In one of the crew’s quarters, I had to take a photo of this area because of the chair on the right. If you recognize the shape and style of the chair, it’s also part of the set on The Big Bang Theory, one of my all-time favorite tv shows. It’s also part of the interior look at Barnes and Noble too, but I don’t think the William G. Mather or Barnes and Noble would sell that chair at a reasonable price.
Notice how the crew member’s quarters are smaller and tighter than the guest’s quarters.
The crew’s corridors aren’t adorned with floor to ceiling wooden wall paneling but with a light green painted metal look. It’s very reminiscent of the walls at the Battleship Texas.
Guest’s Dining Room
Each group of people – special guests (like William G. Mather himself and other company executives) to officers and lower level crew members – stayed in separate areas. You can tell the differences at various eating locations on The Wiliiam G. Mather. Special guests used fancy china and silverware in the guest dining room.
This was one of the few rooms where we could walk around in the space. Shhh…don’t tell the museum staff, but I think one of the kids might have pushed a fork out of place.
Officer’s Dining Room
Officers assigned to the steamship dined here. This meant the captain, chief engineer, mates, and assistants certified by the U.S. Coast Guard dressed in their uniforms and dined separately from other guests. I can imagine a sea-version of Downton Abbey, where the Crawley’s dressed every night for dinner. Can’t you imagine a seaside tv series of an overt drama mingling relationships between shipmates and guests?

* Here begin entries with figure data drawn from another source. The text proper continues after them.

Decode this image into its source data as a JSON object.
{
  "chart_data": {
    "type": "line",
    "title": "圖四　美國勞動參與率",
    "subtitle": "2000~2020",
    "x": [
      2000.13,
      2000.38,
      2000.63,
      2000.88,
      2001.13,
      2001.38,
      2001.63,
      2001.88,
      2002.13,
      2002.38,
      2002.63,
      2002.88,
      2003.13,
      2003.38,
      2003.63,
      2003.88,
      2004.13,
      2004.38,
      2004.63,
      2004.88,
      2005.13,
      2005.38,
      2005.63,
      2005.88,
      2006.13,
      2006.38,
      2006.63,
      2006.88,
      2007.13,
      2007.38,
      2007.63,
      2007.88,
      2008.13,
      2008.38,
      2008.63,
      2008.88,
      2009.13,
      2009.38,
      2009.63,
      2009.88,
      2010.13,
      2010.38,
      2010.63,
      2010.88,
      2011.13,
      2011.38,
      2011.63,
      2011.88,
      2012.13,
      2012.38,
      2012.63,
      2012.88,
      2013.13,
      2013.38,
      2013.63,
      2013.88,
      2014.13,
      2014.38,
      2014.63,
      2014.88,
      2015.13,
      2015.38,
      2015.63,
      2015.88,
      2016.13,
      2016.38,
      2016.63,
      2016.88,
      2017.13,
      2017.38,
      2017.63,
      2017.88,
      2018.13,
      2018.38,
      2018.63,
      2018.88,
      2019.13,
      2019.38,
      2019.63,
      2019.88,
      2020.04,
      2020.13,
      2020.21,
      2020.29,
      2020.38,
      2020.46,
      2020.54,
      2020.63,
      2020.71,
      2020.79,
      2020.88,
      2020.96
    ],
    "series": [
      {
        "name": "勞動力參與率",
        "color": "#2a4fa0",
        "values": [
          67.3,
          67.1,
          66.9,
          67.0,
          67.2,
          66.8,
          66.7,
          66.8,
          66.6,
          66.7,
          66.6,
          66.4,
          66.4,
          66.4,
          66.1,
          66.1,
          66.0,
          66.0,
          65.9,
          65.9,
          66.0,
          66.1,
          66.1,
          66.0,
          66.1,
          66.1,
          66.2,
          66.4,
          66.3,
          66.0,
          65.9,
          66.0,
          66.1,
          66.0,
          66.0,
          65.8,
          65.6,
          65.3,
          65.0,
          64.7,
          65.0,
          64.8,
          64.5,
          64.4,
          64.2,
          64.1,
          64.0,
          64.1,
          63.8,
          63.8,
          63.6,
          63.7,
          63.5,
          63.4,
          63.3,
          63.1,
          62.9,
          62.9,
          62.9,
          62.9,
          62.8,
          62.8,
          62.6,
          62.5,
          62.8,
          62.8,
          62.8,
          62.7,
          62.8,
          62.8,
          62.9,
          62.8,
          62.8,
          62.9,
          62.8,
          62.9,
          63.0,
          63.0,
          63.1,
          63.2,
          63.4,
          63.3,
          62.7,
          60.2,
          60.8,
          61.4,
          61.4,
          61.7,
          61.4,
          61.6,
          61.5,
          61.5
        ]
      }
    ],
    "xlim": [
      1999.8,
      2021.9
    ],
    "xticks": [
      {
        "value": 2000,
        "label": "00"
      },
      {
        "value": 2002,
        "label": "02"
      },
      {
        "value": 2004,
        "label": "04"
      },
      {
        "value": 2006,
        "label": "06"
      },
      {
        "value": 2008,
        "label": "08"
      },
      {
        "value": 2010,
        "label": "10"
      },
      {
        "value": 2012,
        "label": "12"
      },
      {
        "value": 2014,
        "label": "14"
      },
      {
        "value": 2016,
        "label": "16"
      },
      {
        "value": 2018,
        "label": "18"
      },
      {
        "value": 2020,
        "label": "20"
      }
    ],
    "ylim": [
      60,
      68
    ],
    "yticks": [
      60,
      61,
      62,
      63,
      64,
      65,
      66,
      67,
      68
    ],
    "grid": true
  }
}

In the ship’s kitchen, a steward, second cook, and two porters worked in the galley. They worked long eight-hour shifts to prepare meals for everyone on board. It reminded me of a throw back 1950s kitchen with the light avocado color scheme. There even looks like a large Kitchen Aid mixer at the back of the photo below.
The galley included an electric stove, refrigerator, ice cream freezer (yum!), dishwasher, and deep fat fryer. These must be modern conveniences added later, as an ice cream freezer must have been a luxury in those days.
The galley crew dined here separate from the rest of the crew, which reminded me of how the service staff of Downton Abbey also ate in the lower level of the estate, away from the Crawley family. Although onboard the steamship, the galley was adjacent to the officer’s dining room.
(Photo Above: Don’t pay any attention to the modern tv situated above the kitchen Galley’s eating area.)
Auxiliary and emergency equipment, such as a life raft, life preservers, and even an emergency steering wheel, are stored at the boat deck.
Apparently 25 people could sit on a life boat should the need arise to vacate the steamship.
Who knew one needed an emergency steering wheel?
The Engine Room
Before we left, we visited the engine room. According to the museum’s information panel, between 1925 to 1954, the William G. Mather was powered by a quadruple expansion, reciprocating steam engine. But by 1954, a steam turbine repowered the ship, improving the engine’s efficiency and increased its power capacity. Staff personnel stood watch in four-hour shifts. I imagine that one would only be able to withstand the incredible amount of heat and humidity levels for only short periods of time.
Isn’t the length of the cargo ship incredibly long? It was quite a walk from one end to the other, and the walk back was doubly long by late afternoon. We soaked up more maritime culture on this trip, and hope to find more to visit in the future.